Live Mutual: Horse racing moments

Allen Wastler

By Allen Wastler
Allen Wastler is a former financial journalist with over 30-years of experience, including time at CNBC, CNN, and Knight-Ridder Newspapers.
Posted on May 4, 2018

Thundering hooves, taut reins, and straining thoroughbreds racing past stands of cheering and yelling onlookers. Amid that competition, with thousands of dollars in purse money on the line, would you think there’d be any instances of the riders looking out for one another?

Sure there would.

Like the jockey who, in the middle of a fence-jumping race in Ireland, leaned over and righted a fellow jockey about to fall off his horse.

“My saddle slipped and I had gone past the point of no return with a one-way ticket; I was preparing to hit the ground,” the rescued jockey explained in a news interview after the race, adding he owed his rescuer “a drink or two.”

Or the time in a race when one rider lost a rein at the beginning the race, something that could potentially trip up the horse and cause a major accident on the course. A neighboring jockey, one with a reputation as a formidable competitor, used his whip to get the dangling rein back into the hands of the rider. The move, some argued, cost him the race.

“I think it was more important that nobody got hurt, you know? Than winning the race,” the jockey told a local New York newspaper. “I mean, there’s plenty of other races. A human being is more important.”

These are just two instances of the kind of mutual help jockeys have given one another throughout horse racing’s history.

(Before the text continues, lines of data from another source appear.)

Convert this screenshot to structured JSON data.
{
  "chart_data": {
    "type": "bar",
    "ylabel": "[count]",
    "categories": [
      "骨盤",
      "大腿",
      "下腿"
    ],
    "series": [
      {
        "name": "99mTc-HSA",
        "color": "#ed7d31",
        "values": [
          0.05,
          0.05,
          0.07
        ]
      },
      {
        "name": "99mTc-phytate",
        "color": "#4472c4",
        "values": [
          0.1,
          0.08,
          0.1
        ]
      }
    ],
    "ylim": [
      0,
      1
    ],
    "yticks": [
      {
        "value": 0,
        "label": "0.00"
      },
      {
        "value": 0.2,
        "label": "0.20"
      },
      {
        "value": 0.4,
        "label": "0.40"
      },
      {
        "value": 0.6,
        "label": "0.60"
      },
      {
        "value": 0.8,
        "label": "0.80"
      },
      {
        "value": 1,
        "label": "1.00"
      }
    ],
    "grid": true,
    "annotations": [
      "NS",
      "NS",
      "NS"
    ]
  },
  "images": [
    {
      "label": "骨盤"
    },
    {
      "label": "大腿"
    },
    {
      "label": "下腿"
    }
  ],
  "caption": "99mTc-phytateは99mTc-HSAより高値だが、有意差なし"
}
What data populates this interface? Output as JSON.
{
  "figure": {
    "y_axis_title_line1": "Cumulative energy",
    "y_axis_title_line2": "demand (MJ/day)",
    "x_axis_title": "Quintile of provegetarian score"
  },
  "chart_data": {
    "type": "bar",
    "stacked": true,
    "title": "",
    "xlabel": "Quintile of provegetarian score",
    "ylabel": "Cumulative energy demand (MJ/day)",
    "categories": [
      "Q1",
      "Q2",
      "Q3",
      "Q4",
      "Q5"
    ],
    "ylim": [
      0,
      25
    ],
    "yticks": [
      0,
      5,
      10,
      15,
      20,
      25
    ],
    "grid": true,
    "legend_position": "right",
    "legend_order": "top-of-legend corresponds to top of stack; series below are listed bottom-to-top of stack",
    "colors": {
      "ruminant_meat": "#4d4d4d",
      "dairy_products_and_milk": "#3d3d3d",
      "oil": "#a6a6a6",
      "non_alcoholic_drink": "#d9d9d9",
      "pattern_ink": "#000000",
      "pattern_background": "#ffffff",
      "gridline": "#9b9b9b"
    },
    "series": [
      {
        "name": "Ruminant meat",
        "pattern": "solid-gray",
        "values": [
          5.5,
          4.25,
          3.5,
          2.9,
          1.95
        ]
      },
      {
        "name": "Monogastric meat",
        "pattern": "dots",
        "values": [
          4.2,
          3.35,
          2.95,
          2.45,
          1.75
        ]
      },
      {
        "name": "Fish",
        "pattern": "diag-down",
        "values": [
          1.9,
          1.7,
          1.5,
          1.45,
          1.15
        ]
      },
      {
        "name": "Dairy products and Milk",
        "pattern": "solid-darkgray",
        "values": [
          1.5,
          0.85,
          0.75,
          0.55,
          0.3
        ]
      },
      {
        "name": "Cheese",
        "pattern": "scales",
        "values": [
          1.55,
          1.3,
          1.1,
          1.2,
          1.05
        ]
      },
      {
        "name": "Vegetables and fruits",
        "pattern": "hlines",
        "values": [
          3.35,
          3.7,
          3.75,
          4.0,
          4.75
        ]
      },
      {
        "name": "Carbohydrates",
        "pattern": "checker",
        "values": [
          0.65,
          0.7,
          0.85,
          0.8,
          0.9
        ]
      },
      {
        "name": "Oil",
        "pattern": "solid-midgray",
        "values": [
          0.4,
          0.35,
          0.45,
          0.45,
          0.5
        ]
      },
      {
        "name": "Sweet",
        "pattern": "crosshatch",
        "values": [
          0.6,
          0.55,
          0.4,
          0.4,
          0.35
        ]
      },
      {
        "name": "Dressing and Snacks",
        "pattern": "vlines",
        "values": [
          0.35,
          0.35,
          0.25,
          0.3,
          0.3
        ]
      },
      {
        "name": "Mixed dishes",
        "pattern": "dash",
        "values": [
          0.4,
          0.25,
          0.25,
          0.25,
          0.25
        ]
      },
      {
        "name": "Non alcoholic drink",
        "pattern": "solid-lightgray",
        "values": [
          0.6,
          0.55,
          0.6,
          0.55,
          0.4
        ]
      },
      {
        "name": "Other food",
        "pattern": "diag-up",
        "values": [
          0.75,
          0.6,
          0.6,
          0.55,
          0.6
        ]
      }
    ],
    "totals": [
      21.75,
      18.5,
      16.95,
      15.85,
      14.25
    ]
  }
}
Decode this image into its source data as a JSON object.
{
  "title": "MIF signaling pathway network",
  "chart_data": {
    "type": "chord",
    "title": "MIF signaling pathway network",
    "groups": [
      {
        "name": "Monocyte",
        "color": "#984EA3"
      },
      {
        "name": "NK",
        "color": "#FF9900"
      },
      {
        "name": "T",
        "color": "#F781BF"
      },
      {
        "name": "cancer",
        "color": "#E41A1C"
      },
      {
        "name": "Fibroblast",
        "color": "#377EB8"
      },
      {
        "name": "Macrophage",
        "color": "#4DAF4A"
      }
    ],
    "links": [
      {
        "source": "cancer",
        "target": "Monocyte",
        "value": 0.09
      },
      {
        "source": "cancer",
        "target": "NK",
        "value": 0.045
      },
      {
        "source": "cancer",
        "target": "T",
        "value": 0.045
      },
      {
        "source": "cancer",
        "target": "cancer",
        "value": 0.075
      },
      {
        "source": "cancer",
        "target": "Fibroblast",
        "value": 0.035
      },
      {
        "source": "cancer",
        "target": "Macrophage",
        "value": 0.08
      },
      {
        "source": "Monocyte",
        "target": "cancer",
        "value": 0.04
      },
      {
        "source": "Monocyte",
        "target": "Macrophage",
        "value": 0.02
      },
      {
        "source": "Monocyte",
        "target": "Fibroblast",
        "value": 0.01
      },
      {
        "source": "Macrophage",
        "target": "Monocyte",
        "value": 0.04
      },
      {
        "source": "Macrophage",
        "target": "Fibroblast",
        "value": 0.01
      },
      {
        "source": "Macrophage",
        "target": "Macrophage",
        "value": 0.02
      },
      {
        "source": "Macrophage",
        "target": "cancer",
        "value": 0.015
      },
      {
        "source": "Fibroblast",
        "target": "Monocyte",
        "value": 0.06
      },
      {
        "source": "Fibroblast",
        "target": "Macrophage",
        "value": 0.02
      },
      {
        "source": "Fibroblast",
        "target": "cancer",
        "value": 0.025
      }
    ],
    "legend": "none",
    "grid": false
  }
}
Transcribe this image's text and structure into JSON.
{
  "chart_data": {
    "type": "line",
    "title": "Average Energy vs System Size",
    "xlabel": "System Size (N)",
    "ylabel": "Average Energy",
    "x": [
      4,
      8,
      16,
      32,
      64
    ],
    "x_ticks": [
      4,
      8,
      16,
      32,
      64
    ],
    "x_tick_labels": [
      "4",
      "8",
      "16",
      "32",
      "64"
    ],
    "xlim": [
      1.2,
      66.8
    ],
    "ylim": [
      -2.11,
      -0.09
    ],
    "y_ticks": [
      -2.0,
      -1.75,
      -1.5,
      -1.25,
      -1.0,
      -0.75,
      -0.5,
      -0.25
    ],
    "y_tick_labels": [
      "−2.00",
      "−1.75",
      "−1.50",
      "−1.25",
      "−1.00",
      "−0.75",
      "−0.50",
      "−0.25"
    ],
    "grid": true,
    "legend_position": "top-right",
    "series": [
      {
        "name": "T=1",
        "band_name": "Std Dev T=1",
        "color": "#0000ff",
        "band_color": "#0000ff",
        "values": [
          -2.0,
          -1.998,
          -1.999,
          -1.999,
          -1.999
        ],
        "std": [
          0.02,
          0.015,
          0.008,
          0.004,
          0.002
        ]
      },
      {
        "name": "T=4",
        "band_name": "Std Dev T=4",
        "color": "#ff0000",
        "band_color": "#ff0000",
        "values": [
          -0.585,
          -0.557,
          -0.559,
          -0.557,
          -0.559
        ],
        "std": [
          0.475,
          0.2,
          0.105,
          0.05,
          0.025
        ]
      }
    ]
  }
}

And it’s not always human helping human on the track. There are many instances of jockeys taking action to protect their mounts too. Like the jockey who said he felt something go wrong with his horse just as it won its race. So he stopped and held the mount until a horse ambulance arrived. It was later determined the horse was indeed injured and the jockey’s move probably saved its life. The moment echoed a similar instance at the Belmont Stakes where the jockey cradled a horse’s injured leg until veterinarians could take over.

MassMutual salutes these acts of mutual kindness and protection, especially in a context where competition is so fierce. It’s an acknowledgement that there’s a bigger prize for everyone besides what lies at the finish line.